I have one of those waiter-style corkscrews with the little knife that flips out so you can cut the foil seal over the bottle, then flip out the actual corkscrew and pop out the cork. After years of practice, I’ve gotten pretty good at expertly removing the foil and doing the uncorking.

So one day I had a hell of a time. It was a new wine I’d never had before, and it had the thickest, stiffest foil I’d ever encountered. After hacking away for a while I finally got it gouged and cut enough to be able to painfully rip it off, at which point the screw top on the bottle fell off by itself with a pathetic little plink. :smack:

It’s not like I’d never seen a screw top before. But this one was cleverly disguised. Yeah, that’s it, it was disguised! :smiley:

My life consists of perpetually feeling like an idiot despite the fact I’m (allegedly) pretty smart.

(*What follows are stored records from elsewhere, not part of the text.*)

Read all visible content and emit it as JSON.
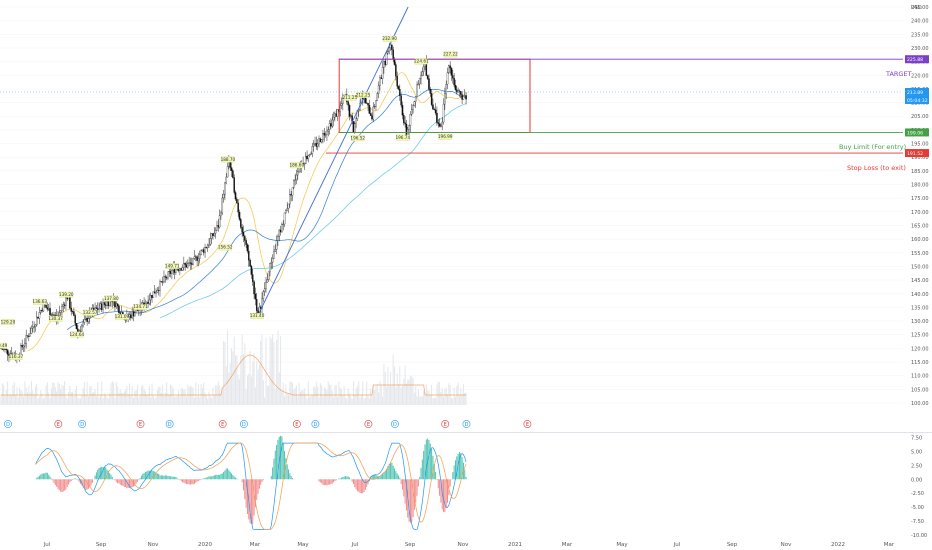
{
  "chart_data": {
    "type": "candlestick",
    "currency": "USD",
    "price_axis": {
      "ylim": [
        95,
        250
      ],
      "ticks": [
        "100.00",
        "105.00",
        "110.00",
        "115.00",
        "120.00",
        "125.00",
        "130.00",
        "135.00",
        "140.00",
        "145.00",
        "150.00",
        "155.00",
        "160.00",
        "165.00",
        "170.00",
        "175.00",
        "180.00",
        "185.00",
        "190.00",
        "195.00",
        "200.00",
        "205.00",
        "210.00",
        "215.00",
        "220.00",
        "225.00",
        "230.00",
        "235.00",
        "240.00",
        "245.00"
      ]
    },
    "oscillator_axis": {
      "ylim": [
        -10,
        7.5
      ],
      "ticks": [
        "7.50",
        "5.00",
        "2.50",
        "0.00",
        "-2.50",
        "-5.00",
        "-7.50",
        "-10.00"
      ]
    },
    "x_axis": {
      "ticks": [
        "Jul",
        "Sep",
        "Nov",
        "2020",
        "Mar",
        "May",
        "Jul",
        "Sep",
        "Nov",
        "2021",
        "Mar",
        "May",
        "Jul",
        "Sep",
        "Nov",
        "2022",
        "Mar"
      ]
    },
    "price_tags": [
      {
        "value": "225.88",
        "color": "#7b3fc8"
      },
      {
        "value": "213.89",
        "color": "#2196f3"
      },
      {
        "value": "05:04:32",
        "color": "#2196f3"
      },
      {
        "value": "199.06",
        "color": "#43a047"
      },
      {
        "value": "191.52",
        "color": "#e53935"
      }
    ],
    "annotations": {
      "target": "TARGET",
      "buy": "Buy Limit (For entry)",
      "stop": "Stop Loss (to exit)"
    },
    "levels": {
      "target": 225.88,
      "buy": 199.06,
      "stop": 191.52
    },
    "price_labels": [
      {
        "text": "120.49",
        "month": 0.0,
        "price": 120.5
      },
      {
        "text": "129.20",
        "month": 0.3,
        "price": 129.2
      },
      {
        "text": "116.37",
        "month": 0.6,
        "price": 116.4
      },
      {
        "text": "136.63",
        "month": 1.5,
        "price": 136.6
      },
      {
        "text": "130.37",
        "month": 2.1,
        "price": 130.4
      },
      {
        "text": "139.20",
        "month": 2.5,
        "price": 139.2
      },
      {
        "text": "124.64",
        "month": 2.9,
        "price": 124.6
      },
      {
        "text": "132.57",
        "month": 3.4,
        "price": 132.6
      },
      {
        "text": "137.80",
        "month": 4.2,
        "price": 137.8
      },
      {
        "text": "131.09",
        "month": 4.6,
        "price": 131.1
      },
      {
        "text": "134.71",
        "month": 5.3,
        "price": 134.7
      },
      {
        "text": "149.71",
        "month": 6.5,
        "price": 149.7
      },
      {
        "text": "156.52",
        "month": 8.5,
        "price": 156.5
      },
      {
        "text": "188.70",
        "month": 8.6,
        "price": 188.7
      },
      {
        "text": "131.40",
        "month": 9.7,
        "price": 131.4
      },
      {
        "text": "186.60",
        "month": 11.2,
        "price": 186.6
      },
      {
        "text": "211.25",
        "month": 13.2,
        "price": 211.3
      },
      {
        "text": "212.25",
        "month": 13.7,
        "price": 212.3
      },
      {
        "text": "196.52",
        "month": 13.5,
        "price": 196.5
      },
      {
        "text": "232.90",
        "month": 14.7,
        "price": 232.9
      },
      {
        "text": "196.74",
        "month": 15.2,
        "price": 196.7
      },
      {
        "text": "224.61",
        "month": 15.9,
        "price": 224.6
      },
      {
        "text": "227.22",
        "month": 17.0,
        "price": 227.2
      },
      {
        "text": "196.99",
        "month": 16.8,
        "price": 197.0
      }
    ],
    "events": [
      {
        "type": "D",
        "month": 0.0,
        "color": "#2196f3"
      },
      {
        "type": "E",
        "month": 1.9,
        "color": "#e53935"
      },
      {
        "type": "D",
        "month": 2.8,
        "color": "#2196f3"
      },
      {
        "type": "E",
        "month": 5.0,
        "color": "#e53935"
      },
      {
        "type": "D",
        "month": 6.1,
        "color": "#2196f3"
      },
      {
        "type": "E",
        "month": 8.1,
        "color": "#e53935"
      },
      {
        "type": "D",
        "month": 8.9,
        "color": "#2196f3"
      },
      {
        "type": "E",
        "month": 10.9,
        "color": "#e53935"
      },
      {
        "type": "D",
        "month": 11.6,
        "color": "#2196f3"
      },
      {
        "type": "E",
        "month": 13.6,
        "color": "#e53935"
      },
      {
        "type": "D",
        "month": 14.6,
        "color": "#2196f3"
      },
      {
        "type": "E",
        "month": 16.5,
        "color": "#e53935"
      },
      {
        "type": "D",
        "month": 17.3,
        "color": "#2196f3"
      },
      {
        "type": "E",
        "month": 19.6,
        "color": "#e53935"
      }
    ],
    "trendline": {
      "from": {
        "month": 9.7,
        "price": 131.4
      },
      "to": {
        "month": 15.4,
        "price": 245
      }
    },
    "rectangle": {
      "from_month": 12.8,
      "to_month": 20.0,
      "top": 225.88,
      "bottom": 199.06
    }
  }
}
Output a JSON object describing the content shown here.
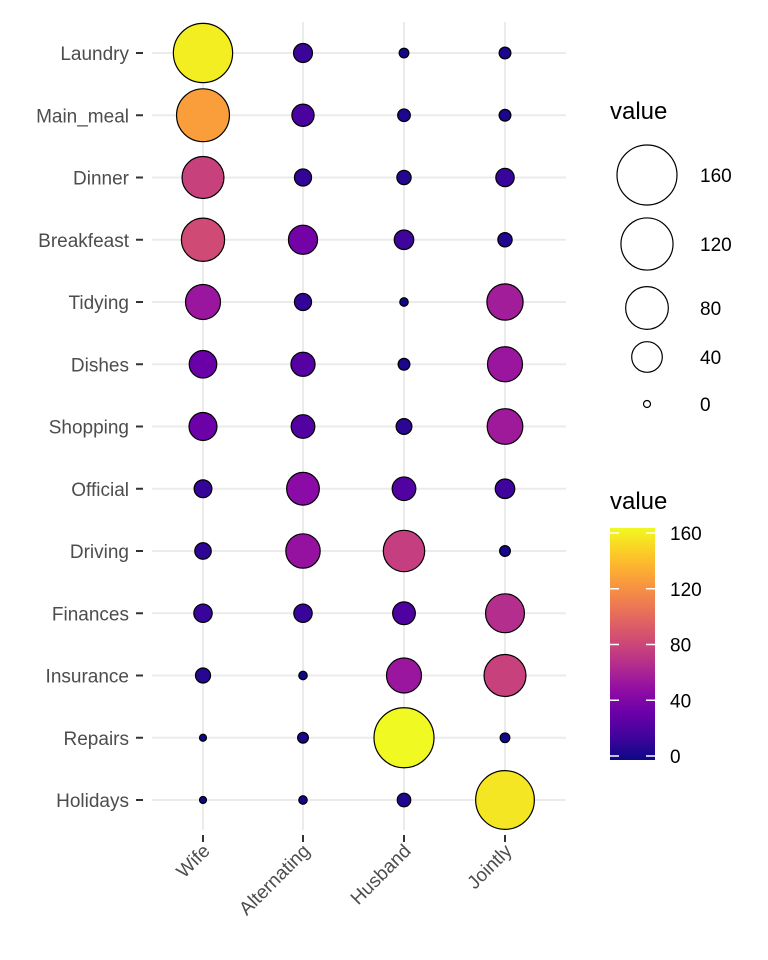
{
  "chart_data": {
    "type": "scatter",
    "subtype": "balloon",
    "title": "",
    "xlabel": "",
    "ylabel": "",
    "x_categories": [
      "Wife",
      "Alternating",
      "Husband",
      "Jointly"
    ],
    "y_categories": [
      "Laundry",
      "Main_meal",
      "Dinner",
      "Breakfeast",
      "Tidying",
      "Dishes",
      "Shopping",
      "Official",
      "Driving",
      "Finances",
      "Insurance",
      "Repairs",
      "Holidays"
    ],
    "values": [
      [
        156,
        14,
        2,
        4
      ],
      [
        124,
        20,
        5,
        4
      ],
      [
        77,
        11,
        7,
        13
      ],
      [
        82,
        36,
        15,
        7
      ],
      [
        53,
        11,
        1,
        57
      ],
      [
        32,
        24,
        4,
        53
      ],
      [
        33,
        23,
        9,
        55
      ],
      [
        12,
        46,
        23,
        15
      ],
      [
        10,
        51,
        75,
        3
      ],
      [
        13,
        13,
        21,
        66
      ],
      [
        8,
        1,
        53,
        77
      ],
      [
        0,
        3,
        160,
        2
      ],
      [
        0,
        1,
        6,
        153
      ]
    ],
    "grid": true,
    "colormap": "plasma",
    "legend_position": "right",
    "size_legend": {
      "title": "value",
      "breaks": [
        160,
        120,
        80,
        40,
        0
      ]
    },
    "color_legend": {
      "title": "value",
      "breaks": [
        160,
        120,
        80,
        40,
        0
      ],
      "limits": [
        0,
        160
      ]
    }
  }
}
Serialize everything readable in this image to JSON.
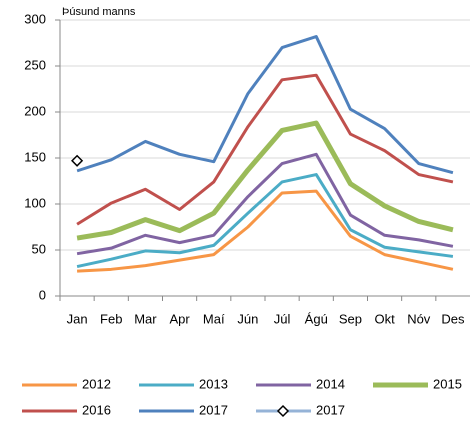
{
  "chart_data": {
    "type": "line",
    "y_label": "Þúsund manns",
    "categories": [
      "Jan",
      "Feb",
      "Mar",
      "Apr",
      "Maí",
      "Jún",
      "Júl",
      "Ágú",
      "Sep",
      "Okt",
      "Nóv",
      "Des"
    ],
    "ylim": [
      0,
      300
    ],
    "yticks": [
      0,
      50,
      100,
      150,
      200,
      250,
      300
    ],
    "grid": true,
    "series": [
      {
        "name": "2012",
        "color": "#f79646",
        "values": [
          27,
          29,
          33,
          39,
          45,
          75,
          112,
          114,
          65,
          45,
          37,
          29
        ]
      },
      {
        "name": "2013",
        "color": "#4bacc6",
        "values": [
          32,
          40,
          49,
          47,
          55,
          90,
          124,
          132,
          72,
          53,
          48,
          43
        ]
      },
      {
        "name": "2014",
        "color": "#8064a2",
        "values": [
          46,
          52,
          66,
          58,
          66,
          108,
          144,
          154,
          88,
          66,
          61,
          54
        ]
      },
      {
        "name": "2015",
        "color": "#9bbb59",
        "values": [
          63,
          69,
          83,
          71,
          90,
          137,
          180,
          188,
          122,
          98,
          81,
          72
        ]
      },
      {
        "name": "2016",
        "color": "#c0504d",
        "values": [
          78,
          101,
          116,
          94,
          124,
          184,
          235,
          240,
          176,
          158,
          132,
          124
        ]
      },
      {
        "name": "2017",
        "color": "#4f81bd",
        "values": [
          136,
          148,
          168,
          154,
          146,
          220,
          270,
          282,
          203,
          182,
          144,
          134
        ]
      },
      {
        "name": "2017",
        "color": "#95b3d7",
        "values": [
          147,
          null,
          null,
          null,
          null,
          null,
          null,
          null,
          null,
          null,
          null,
          null
        ]
      }
    ]
  }
}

I think my favorite one was when a friend who was living in Japan mentioned he took a trip to Cambodia and I asked, “Oh. Did you drive?”

He did not.

People have been lecturing me about ‘‘Common Sense’’ for a long time. I’m not sure what that is, but I’m assuming since I’m not common, I don’t have any.

Sr. Weasel also has his share of the dumb. He recently came to the profound realization that if you put a lid on a pot of water, it boils faster. Then there was the time he tried to make mashed potatoes and didn’t know you were supposed to cook the potatoes first. I just walked into the kitchen and saw him futilely trying to mash raw potatoes.

There was the time I put a container of ice cream in the microwave for a few seconds to soften it up enough to scoop more easily. When it beeped that it was done, I was already doing something else, and thought, I’ll get the ice cream out of the nuker as soon as I’m finished with this, it’ll only take half a minute.

The next evening, my wife noticed that we had a microwave full of melted ice cream.

ETA: Microwaves nowadays beep at you every so often if you don’t take your food out (or at least open the nuker’s door). I’m really glad they do that, otherwise I’m sure I’d have done similar stuff more recently. But this was >25 years ago, before the ‘nagging’ beep was a standard feature on cheapo microwaves.